Efectuaron un aterrizaje perfecto en la blanda arena de la playa. El piloto se quedó en la nave; Dillinger y Protz subieron el repecho que conducía al poblado, pasando a través de una multitud de indígenas. La turbación de Dillinger iba en aumento a cada paso que daba. Allí no había ninguna señal de conjura. La atmósfera era más bien festiva, con los indígenas alegremente vestidos riendo y cantando alrededor de las fogatas: cantando en galáctico, un hecho que no había dejado de intrigar a Dillinger. Los indígenas les abrían paso respetuosamente. Por lo demás, aparte de las tímidas miradas que les dirigían los chiquillos, nadie parecía conceder la menor importancia a su presencia.

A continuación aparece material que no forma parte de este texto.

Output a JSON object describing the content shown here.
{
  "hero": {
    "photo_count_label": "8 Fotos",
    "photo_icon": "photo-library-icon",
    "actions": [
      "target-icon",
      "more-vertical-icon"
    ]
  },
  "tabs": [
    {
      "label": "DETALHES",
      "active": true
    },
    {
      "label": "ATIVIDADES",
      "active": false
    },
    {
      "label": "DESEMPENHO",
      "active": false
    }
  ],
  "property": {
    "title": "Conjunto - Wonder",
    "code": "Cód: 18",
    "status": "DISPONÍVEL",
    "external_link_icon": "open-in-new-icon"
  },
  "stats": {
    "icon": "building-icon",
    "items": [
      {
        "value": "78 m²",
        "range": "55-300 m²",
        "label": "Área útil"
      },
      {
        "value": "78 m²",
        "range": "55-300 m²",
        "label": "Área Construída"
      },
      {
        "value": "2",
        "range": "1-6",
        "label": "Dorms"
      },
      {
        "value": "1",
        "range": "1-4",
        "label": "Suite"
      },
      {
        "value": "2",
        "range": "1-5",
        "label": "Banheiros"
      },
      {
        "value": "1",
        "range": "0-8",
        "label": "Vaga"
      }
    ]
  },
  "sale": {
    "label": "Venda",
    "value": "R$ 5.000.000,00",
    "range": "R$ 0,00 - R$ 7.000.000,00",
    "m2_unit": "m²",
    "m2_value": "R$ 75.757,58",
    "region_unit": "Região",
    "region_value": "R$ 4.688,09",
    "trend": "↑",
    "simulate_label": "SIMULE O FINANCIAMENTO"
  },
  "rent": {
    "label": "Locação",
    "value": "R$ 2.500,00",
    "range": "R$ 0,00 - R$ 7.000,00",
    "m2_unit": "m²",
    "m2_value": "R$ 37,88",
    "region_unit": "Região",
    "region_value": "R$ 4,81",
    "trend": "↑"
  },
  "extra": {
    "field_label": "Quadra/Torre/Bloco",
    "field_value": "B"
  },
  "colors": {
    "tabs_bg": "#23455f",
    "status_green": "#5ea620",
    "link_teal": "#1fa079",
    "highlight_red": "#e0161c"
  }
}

Llegaron a las primeras chozas y se detuvieron, mirando a lo largo de la calle del poblado. Los deliciosos olores de un festín en preparación le recordaron a Dillinger que no había desayunado. Al final de la calle, cerca de la mayor de las chozas, hombres y mujeres formaban una larga cola. Dillinger miró a uno y otro lado, en angustiosa demanda del reconocimiento oficial de su presencia.
Repentinamente, Fornri apareció delante de él, y aceptó su mano.
—Nos sentimos muy honrados —dijo Fornri. Pero su rostro, habitualmente inexpresivo, revelaba una emoción que Dillinger no fue capaz de interpretar. ¿Estaba enojado, o simplemente disgustado?—. ¿Puedo preguntar cuál es el motivo de su visita? —inquirió.